Climbing up the table after each game, gaining three points for a win, one point for a draw, just like real football, makes the season progress in a really interesting way. You only play 14 league games each season, plus the cup matches, but that's knockout; lose and you are out. There are 27 weeks in a season, and without a match to play, weeks are over in a few seconds. Assign your workers, carry out their actions, move on to the next week.
I would like three things changed or added to the final version of this game, but overall, I would say this is hands down the best football manager game I have ever played off-screen. The game captures all the elements I love about football management video games and simplifies it in a way that makes the upkeep of playing with cardboard very easy, simple, quick, and fun, but still engaging. But here is how I think it could be even better.
A physical way to track your current team rating. The online way is good, but I don't want my phone there, and it's awkward to see it in landscape, etc. A quicker and simpler way to track this would make games a lot more fun and quicker.
A physical way to track the score in the games. Perhaps an area to place goals for each side? Maybe a separate board you bring in to play on? Place your team's score here, your opponent's score there, and then flip cards from here to here if it's a miss, here for a goal?
Mitigation for the card flips during a game. I don't want to leave this to chance. Perhaps be able to develop players that let you pick one from the next three cards? Maybe have tactics or players that let you stop goals when scored against you, or turn misses into goals?
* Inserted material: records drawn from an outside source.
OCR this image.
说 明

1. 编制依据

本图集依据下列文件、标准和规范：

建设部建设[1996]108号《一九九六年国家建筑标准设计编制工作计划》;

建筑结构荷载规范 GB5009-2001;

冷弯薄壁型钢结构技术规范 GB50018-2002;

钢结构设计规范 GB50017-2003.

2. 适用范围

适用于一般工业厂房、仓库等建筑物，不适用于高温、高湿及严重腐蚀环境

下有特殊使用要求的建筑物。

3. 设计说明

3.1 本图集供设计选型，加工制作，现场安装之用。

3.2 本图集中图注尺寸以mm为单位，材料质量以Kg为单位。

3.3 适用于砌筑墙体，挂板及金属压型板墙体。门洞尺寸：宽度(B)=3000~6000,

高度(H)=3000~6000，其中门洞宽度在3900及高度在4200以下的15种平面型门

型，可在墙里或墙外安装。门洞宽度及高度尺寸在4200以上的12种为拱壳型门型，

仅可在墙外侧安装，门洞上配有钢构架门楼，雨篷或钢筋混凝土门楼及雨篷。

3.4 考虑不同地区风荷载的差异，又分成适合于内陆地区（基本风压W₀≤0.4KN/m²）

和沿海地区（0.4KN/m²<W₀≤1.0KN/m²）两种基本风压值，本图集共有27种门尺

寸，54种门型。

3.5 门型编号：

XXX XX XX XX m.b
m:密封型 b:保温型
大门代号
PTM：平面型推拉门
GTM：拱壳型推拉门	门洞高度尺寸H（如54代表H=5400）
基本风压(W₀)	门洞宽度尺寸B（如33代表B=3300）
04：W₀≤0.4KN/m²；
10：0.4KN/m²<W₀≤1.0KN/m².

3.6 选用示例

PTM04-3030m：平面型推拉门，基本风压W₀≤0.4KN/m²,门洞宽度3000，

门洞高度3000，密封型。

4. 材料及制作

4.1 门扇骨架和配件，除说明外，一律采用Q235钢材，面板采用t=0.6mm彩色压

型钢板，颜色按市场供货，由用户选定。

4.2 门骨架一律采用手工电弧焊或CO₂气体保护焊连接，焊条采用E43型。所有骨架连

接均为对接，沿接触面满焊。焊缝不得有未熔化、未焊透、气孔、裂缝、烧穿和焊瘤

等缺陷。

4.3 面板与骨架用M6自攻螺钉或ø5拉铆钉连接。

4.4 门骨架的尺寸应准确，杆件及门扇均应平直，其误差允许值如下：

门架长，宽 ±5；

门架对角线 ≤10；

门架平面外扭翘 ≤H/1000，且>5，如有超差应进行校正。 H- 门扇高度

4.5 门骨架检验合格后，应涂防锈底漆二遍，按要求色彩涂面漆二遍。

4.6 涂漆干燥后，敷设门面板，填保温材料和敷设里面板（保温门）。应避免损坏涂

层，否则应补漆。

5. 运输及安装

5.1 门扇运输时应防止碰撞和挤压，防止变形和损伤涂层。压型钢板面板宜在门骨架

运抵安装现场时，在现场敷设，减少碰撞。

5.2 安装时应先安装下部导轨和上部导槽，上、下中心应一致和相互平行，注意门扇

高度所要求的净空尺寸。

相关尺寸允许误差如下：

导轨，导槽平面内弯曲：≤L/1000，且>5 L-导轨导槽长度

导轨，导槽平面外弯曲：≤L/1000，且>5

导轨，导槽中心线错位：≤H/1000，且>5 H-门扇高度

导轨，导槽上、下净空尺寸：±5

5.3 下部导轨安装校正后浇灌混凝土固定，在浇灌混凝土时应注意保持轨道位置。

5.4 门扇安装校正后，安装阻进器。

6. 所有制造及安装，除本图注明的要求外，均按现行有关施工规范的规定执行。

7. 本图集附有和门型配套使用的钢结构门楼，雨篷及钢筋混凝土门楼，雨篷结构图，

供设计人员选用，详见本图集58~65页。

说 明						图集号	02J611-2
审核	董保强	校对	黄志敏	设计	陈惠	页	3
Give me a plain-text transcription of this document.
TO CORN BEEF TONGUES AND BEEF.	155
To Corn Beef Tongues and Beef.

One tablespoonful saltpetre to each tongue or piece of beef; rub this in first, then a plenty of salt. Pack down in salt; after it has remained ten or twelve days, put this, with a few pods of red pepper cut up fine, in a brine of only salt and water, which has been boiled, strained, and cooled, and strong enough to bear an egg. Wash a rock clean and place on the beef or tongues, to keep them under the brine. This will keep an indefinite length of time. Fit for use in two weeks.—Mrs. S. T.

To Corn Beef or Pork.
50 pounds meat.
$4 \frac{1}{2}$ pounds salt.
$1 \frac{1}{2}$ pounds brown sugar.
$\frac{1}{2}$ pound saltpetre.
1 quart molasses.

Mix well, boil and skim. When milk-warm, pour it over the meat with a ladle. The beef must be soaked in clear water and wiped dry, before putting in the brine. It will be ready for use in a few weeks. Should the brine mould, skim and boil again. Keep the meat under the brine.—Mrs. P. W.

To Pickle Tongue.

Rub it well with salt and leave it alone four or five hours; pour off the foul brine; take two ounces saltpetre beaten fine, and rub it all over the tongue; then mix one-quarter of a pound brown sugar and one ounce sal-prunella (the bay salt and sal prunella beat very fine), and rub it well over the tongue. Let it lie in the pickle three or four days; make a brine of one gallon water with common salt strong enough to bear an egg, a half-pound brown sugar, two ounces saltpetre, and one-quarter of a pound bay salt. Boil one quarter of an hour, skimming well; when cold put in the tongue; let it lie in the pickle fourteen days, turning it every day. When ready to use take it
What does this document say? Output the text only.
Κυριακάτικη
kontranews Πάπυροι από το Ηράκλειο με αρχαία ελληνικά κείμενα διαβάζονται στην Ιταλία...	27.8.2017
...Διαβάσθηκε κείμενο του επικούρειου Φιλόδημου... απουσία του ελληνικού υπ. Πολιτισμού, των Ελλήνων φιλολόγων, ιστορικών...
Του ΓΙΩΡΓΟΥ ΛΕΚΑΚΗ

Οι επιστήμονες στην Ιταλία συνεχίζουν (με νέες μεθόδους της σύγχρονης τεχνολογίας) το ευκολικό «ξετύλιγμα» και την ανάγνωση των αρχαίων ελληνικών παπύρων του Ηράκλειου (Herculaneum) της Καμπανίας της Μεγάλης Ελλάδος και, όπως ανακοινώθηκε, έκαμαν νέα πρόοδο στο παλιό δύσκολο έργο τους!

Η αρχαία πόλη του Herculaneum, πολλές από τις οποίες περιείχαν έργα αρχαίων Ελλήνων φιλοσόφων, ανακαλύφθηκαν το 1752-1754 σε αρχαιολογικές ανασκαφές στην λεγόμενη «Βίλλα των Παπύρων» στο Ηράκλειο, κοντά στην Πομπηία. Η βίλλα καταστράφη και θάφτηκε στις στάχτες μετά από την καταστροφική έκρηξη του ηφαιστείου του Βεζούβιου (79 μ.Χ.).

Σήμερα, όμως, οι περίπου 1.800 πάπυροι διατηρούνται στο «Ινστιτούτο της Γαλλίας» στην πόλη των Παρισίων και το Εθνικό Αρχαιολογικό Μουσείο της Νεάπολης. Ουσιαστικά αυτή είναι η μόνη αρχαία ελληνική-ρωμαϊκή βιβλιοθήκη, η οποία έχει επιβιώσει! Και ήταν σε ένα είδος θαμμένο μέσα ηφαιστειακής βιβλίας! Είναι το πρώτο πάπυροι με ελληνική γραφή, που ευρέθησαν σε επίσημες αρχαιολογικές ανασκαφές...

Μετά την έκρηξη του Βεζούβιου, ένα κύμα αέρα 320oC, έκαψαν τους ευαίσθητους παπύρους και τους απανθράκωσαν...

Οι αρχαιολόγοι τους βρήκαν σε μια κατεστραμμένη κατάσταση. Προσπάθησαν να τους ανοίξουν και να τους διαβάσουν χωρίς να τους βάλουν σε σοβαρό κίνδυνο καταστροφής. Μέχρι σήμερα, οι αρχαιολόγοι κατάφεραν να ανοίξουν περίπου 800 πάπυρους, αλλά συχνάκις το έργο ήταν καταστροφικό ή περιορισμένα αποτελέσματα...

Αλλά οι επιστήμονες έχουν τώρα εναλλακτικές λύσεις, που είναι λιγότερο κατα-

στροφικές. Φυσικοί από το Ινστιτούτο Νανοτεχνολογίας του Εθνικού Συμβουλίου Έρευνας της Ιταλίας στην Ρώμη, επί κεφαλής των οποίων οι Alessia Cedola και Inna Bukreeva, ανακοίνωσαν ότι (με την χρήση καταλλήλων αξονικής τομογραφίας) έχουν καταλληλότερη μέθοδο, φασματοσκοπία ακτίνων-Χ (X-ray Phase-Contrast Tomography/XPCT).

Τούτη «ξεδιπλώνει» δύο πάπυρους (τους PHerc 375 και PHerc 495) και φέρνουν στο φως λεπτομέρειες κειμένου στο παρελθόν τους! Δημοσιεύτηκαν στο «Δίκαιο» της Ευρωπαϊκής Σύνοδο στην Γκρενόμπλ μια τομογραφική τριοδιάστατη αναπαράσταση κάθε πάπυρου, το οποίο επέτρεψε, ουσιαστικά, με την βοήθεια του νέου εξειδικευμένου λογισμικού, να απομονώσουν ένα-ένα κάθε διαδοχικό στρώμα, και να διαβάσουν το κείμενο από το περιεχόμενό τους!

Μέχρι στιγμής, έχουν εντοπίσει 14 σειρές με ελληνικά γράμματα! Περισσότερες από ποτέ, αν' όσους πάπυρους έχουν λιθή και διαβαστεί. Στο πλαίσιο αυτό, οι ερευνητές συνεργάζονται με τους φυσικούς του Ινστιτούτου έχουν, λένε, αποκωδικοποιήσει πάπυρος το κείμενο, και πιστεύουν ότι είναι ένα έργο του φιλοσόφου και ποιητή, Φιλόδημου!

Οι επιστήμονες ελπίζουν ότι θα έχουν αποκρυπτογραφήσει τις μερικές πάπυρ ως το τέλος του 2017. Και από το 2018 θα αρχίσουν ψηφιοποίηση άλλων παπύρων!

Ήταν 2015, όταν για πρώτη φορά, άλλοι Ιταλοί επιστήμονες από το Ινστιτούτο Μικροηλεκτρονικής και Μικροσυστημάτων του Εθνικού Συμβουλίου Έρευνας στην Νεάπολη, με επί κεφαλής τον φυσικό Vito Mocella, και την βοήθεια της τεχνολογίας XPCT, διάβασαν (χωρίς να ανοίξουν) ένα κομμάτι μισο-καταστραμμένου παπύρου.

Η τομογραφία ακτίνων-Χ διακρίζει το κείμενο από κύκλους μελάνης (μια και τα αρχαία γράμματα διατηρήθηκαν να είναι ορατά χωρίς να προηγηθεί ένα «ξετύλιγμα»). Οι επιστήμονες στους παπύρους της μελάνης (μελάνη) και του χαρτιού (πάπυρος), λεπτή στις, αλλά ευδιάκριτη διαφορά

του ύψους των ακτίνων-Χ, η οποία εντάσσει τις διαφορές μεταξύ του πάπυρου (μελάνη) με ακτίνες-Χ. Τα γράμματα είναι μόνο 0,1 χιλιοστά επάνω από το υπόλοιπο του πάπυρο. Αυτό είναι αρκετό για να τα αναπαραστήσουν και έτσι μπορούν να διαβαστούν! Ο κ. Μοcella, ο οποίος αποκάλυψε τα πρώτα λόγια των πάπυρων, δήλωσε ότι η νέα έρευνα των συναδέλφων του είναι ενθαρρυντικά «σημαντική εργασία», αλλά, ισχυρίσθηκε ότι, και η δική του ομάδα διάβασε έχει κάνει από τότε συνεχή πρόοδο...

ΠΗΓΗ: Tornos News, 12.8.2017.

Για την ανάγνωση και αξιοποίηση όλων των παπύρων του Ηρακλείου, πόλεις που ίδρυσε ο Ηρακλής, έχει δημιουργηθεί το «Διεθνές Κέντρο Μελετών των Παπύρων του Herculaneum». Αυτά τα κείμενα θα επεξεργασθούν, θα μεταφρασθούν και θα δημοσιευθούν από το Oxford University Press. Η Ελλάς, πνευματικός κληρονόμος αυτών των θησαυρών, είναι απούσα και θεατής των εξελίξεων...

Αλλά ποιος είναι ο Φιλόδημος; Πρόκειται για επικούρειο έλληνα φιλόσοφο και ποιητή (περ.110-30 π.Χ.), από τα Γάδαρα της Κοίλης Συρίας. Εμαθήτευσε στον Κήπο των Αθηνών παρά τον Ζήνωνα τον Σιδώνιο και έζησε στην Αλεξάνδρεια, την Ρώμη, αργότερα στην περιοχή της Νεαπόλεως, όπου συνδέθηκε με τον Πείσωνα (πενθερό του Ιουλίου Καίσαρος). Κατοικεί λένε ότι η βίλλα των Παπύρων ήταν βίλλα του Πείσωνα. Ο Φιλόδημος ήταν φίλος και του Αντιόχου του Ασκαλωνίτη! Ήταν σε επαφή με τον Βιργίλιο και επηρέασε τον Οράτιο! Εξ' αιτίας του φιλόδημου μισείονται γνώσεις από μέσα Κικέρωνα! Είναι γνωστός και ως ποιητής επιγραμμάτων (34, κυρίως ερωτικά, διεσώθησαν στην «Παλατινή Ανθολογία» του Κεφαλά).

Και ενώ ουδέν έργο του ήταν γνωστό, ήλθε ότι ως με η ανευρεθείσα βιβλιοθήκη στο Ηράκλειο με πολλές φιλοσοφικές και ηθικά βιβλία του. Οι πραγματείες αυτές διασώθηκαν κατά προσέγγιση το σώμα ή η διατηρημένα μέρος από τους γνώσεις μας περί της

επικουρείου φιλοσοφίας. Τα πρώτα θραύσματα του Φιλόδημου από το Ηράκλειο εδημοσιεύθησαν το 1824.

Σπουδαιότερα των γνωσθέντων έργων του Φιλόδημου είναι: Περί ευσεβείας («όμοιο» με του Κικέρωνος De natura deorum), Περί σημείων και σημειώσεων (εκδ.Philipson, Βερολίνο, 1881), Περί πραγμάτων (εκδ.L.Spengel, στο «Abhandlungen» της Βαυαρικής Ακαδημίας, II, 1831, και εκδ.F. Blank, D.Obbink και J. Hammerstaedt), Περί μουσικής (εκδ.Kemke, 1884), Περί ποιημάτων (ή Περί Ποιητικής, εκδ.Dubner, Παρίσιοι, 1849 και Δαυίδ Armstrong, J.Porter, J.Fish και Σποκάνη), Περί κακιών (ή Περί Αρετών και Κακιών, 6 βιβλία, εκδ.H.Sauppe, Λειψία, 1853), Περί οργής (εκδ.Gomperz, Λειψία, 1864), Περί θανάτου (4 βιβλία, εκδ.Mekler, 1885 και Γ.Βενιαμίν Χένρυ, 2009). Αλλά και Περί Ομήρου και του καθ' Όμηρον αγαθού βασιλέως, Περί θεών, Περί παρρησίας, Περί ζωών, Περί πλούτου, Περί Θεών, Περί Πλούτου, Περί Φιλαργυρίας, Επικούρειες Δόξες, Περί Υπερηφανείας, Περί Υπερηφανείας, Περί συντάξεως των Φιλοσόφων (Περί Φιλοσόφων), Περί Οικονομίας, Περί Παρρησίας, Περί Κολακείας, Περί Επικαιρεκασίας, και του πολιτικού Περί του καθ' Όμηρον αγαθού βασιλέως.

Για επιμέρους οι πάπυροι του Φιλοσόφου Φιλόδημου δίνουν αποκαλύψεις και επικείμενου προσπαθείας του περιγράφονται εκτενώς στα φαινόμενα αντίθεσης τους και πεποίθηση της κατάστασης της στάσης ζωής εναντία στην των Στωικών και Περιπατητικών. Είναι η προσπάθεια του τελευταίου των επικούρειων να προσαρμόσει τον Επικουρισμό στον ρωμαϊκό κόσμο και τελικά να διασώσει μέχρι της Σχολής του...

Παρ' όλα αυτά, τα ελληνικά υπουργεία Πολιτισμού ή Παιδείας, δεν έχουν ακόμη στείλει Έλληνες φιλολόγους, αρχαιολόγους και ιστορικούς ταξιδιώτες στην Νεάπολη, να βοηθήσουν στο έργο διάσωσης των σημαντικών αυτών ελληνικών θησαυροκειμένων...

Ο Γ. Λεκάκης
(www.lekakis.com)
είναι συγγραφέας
It should be more about your players and tactics than just the flip of the card.

At the end of the season, you will draw three season goals and pick one for the next season. If after the next season you achieve this, you will gain a bonus. I would also like these bonuses to be a bit bigger, and have the chance to keep more than one if you want.
Other than that, this is a wonderful prototype I have been honored to try out, and I am very sad to send it back. I hope the game funds quickly and I can get a final copy again soon. It is a wonderful adaptation of something I have spent hours playing online or on my phone, and now having the chance to do the same in cardboard form feels wonderful.
It's crazy to think of these choices I have made online or in video game form now as worker placement, engine building, or hand management, but there you go. Even football can be broken down into board game mechanics!